ANTLRWorks highlights the last . after the 10001 in red as being a problem with the following error.
How can I make this stop throwing org.antlr.runtime.EarlyExitException?
I am sure this is because of some ambiguity between my number parser rule and trying to use the . as a EOL delimiter.
There is another ambiguity that also needs fixing.

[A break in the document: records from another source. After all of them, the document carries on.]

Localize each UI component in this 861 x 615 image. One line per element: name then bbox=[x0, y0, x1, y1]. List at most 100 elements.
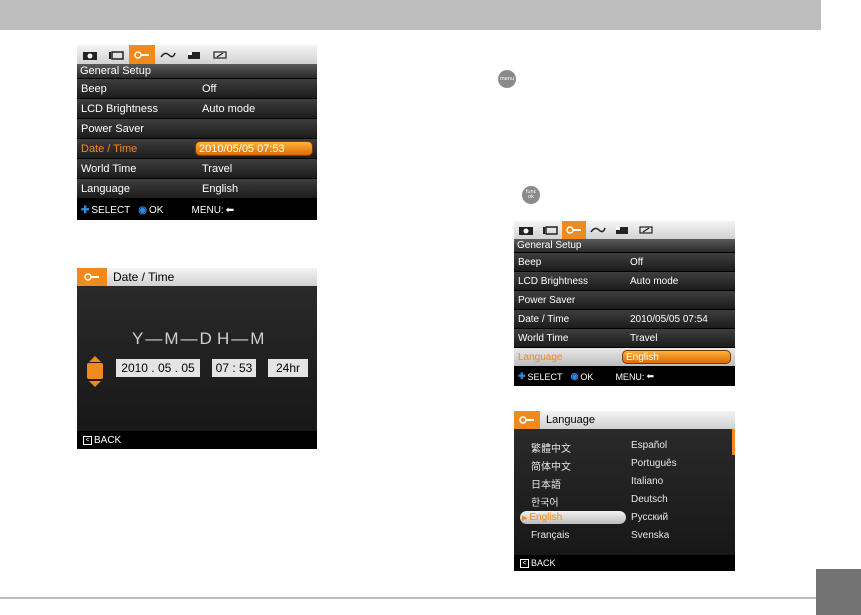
sub-title: Language bbox=[546, 414, 595, 426]
menu-button-icon: menu bbox=[498, 70, 516, 88]
menu-row-power-saver[interactable]: Power Saver bbox=[514, 291, 735, 310]
row-value: Travel bbox=[630, 332, 658, 344]
hm-label: H—M bbox=[217, 329, 267, 348]
menu-row-power-saver[interactable]: Power Saver bbox=[77, 119, 317, 139]
menu-row-world-time[interactable]: World Time Travel bbox=[77, 159, 317, 179]
row-value: Auto mode bbox=[630, 275, 679, 287]
bottom-rule bbox=[0, 597, 821, 599]
top-banner bbox=[0, 0, 821, 30]
ok-icon: ◉ bbox=[138, 204, 148, 216]
menu-row-lcd-brightness[interactable]: LCD Brightness Auto mode bbox=[514, 272, 735, 291]
date-time-screen: Date / Time Y—M—D H—M 2010 . 05 . 05 07 … bbox=[77, 268, 317, 449]
lang-item[interactable]: 日本語 bbox=[531, 476, 561, 491]
setup-key-icon bbox=[514, 411, 540, 429]
lang-item[interactable]: Português bbox=[631, 458, 677, 469]
setup-key-tab-icon[interactable] bbox=[562, 221, 586, 239]
scrollbar[interactable] bbox=[732, 429, 735, 455]
lang-item[interactable]: Deutsch bbox=[631, 494, 668, 505]
month-value: 05 bbox=[157, 361, 172, 375]
setup-key-tab-icon[interactable] bbox=[129, 45, 155, 64]
card-tab-icon[interactable] bbox=[610, 221, 634, 239]
menu-footer: ✚ SELECT ◉ OK MENU: ⬅ bbox=[77, 200, 317, 220]
lang-item[interactable]: Svenska bbox=[631, 530, 669, 541]
menu-row-date-time[interactable]: Date / Time 2010/05/05 07:53 bbox=[77, 139, 317, 159]
menu-tabs bbox=[514, 221, 735, 239]
camera-tab-icon[interactable] bbox=[514, 221, 538, 239]
row-label: Date / Time bbox=[81, 142, 138, 155]
menu-tabs bbox=[77, 45, 317, 64]
footer-menu: MENU: bbox=[615, 371, 645, 382]
row-label: LCD Brightness bbox=[518, 275, 589, 287]
footer-ok: OK bbox=[149, 204, 164, 216]
footer-select: SELECT bbox=[527, 371, 563, 382]
menu-row-beep[interactable]: Beep Off bbox=[514, 253, 735, 272]
sub-header: Date / Time bbox=[77, 268, 317, 286]
lang-item[interactable]: Français bbox=[531, 530, 569, 541]
time-field[interactable]: 07 : 53 bbox=[212, 359, 256, 377]
menu-row-lcd-brightness[interactable]: LCD Brightness Auto mode bbox=[77, 99, 317, 119]
lang-item[interactable]: Italiano bbox=[631, 476, 663, 487]
row-value: Off bbox=[202, 82, 217, 95]
row-value: Travel bbox=[202, 162, 233, 175]
date-time-body: Y—M—D H—M 2010 . 05 . 05 07 : 53 24hr bbox=[77, 286, 317, 449]
menu-rows: Beep Off LCD Brightness Auto mode Power Sa… bbox=[514, 253, 735, 367]
menu-header: General Setup bbox=[77, 64, 317, 78]
lang-item[interactable]: 简体中文 bbox=[531, 458, 571, 473]
menu-row-language[interactable]: Language English bbox=[514, 348, 735, 367]
row-value: 2010/05/05 07:53 bbox=[199, 142, 285, 155]
menu-row-language[interactable]: Language English bbox=[77, 179, 317, 199]
row-label: LCD Brightness bbox=[81, 102, 159, 115]
video-tab-icon[interactable] bbox=[103, 45, 129, 64]
lang-item[interactable]: 한국어 bbox=[531, 494, 559, 509]
format-field[interactable]: 24hr bbox=[268, 359, 308, 377]
battery-tab-icon[interactable] bbox=[207, 45, 233, 64]
general-setup-screen-2: General Setup Beep Off LCD Brightness Auto… bbox=[514, 221, 735, 386]
lang-item[interactable]: Русский bbox=[631, 512, 668, 523]
menu-footer: ✚ SELECT ◉ OK MENU: ⬅ bbox=[514, 367, 735, 386]
return-icon: ⬅ bbox=[646, 371, 654, 381]
footer-select: SELECT bbox=[91, 204, 131, 216]
adjust-arrows-icon[interactable] bbox=[87, 356, 103, 388]
camera-tab-icon[interactable] bbox=[77, 45, 103, 64]
lang-item[interactable]: Español bbox=[631, 440, 667, 451]
general-setup-screen-1: General Setup Beep Off LCD Brightness Auto… bbox=[77, 45, 317, 220]
language-footer: < BACK bbox=[514, 555, 735, 571]
row-value: English bbox=[626, 351, 659, 363]
wave-tab-icon[interactable] bbox=[155, 45, 181, 64]
lang-item[interactable]: 繁體中文 bbox=[531, 440, 571, 455]
selected-marker-icon: ▶ bbox=[522, 515, 528, 522]
row-label: Beep bbox=[518, 256, 542, 268]
lang-item-label: English bbox=[529, 512, 563, 523]
footer-menu: MENU: bbox=[191, 204, 224, 216]
dpad-icon: ✚ bbox=[518, 371, 526, 381]
back-label[interactable]: BACK bbox=[94, 435, 121, 446]
func-button-label: func ok bbox=[525, 189, 537, 200]
row-value: 2010/05/05 07:54 bbox=[630, 313, 708, 325]
row-label: World Time bbox=[518, 332, 569, 344]
year-value: 2010 bbox=[121, 361, 148, 375]
menu-row-date-time[interactable]: Date / Time 2010/05/05 07:54 bbox=[514, 310, 735, 329]
menu-row-beep[interactable]: Beep Off bbox=[77, 79, 317, 99]
lang-item-selected[interactable]: ▶ English bbox=[522, 512, 562, 523]
row-value: Off bbox=[630, 256, 644, 268]
battery-tab-icon[interactable] bbox=[634, 221, 658, 239]
time-value: 07 : 53 bbox=[215, 361, 253, 375]
language-body: 繁體中文 简体中文 日本語 한국어 ▶ English Français Espa… bbox=[514, 429, 735, 571]
row-label: Beep bbox=[81, 82, 107, 95]
date-time-footer: < BACK bbox=[77, 431, 317, 449]
wave-tab-icon[interactable] bbox=[586, 221, 610, 239]
row-label: Power Saver bbox=[518, 294, 576, 306]
dpad-icon: ✚ bbox=[81, 204, 90, 216]
menu-row-world-time[interactable]: World Time Travel bbox=[514, 329, 735, 348]
page-number-tab bbox=[816, 569, 861, 615]
card-tab-icon[interactable] bbox=[181, 45, 207, 64]
back-label[interactable]: BACK bbox=[531, 558, 556, 568]
row-label: Power Saver bbox=[81, 122, 144, 135]
video-tab-icon[interactable] bbox=[538, 221, 562, 239]
back-icon: < bbox=[520, 558, 529, 568]
row-label: Language bbox=[81, 182, 130, 195]
day-value: 05 bbox=[181, 361, 195, 375]
date-field[interactable]: 2010 . 05 . 05 bbox=[116, 359, 200, 377]
row-value: Auto mode bbox=[202, 102, 256, 115]
sub-header: Language bbox=[514, 411, 735, 429]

Change:
program : statement* | function*;
into:
program : (statement | function)*;
(although the 2 are not equivalent, I'm guessing you want the latter)
And in your function rule, you now defined there to be at least 2 statements:
function : ID '(' args ')' '->' statement (','statement)+ '.' ;
while I'm guessing you really want at least one:
function : ID '(' args ')' '->' statement (','statement)* '.' ;
Now, your real problem: since you're constructing floats in a parser rule, from the end of your input, 10001., the parser tries to construct a number of it, while you want it to match an INTEGER and then a ., as you yourself already said in your OP.
To fix this, you need to give the parser a bit of extra look-ahead to "see" beyond this ambiguity. Do that by adding the predicate (INTEGER '.' INTEGER)=> before actually matching said input:
number
: HEX_NUMBER
| (INTEGER '.' INTEGER)=> INTEGER '.' INTEGER
| INTEGER
;
Now your input will generate the following parse tree:
Perhaps unrelated, but I'm curious none-the-less:
function : ID '(' args ')' '->' statement+ (','statement+) '.' ;
Should this instead be:
function : ID '(' args ')' '->' statement (',' statement)* '.' ;
I think the first one would require a single comma in a function definition but the second one would require a comma as a statement separator.
Also, does the rule for args allow z -> 42 correctly?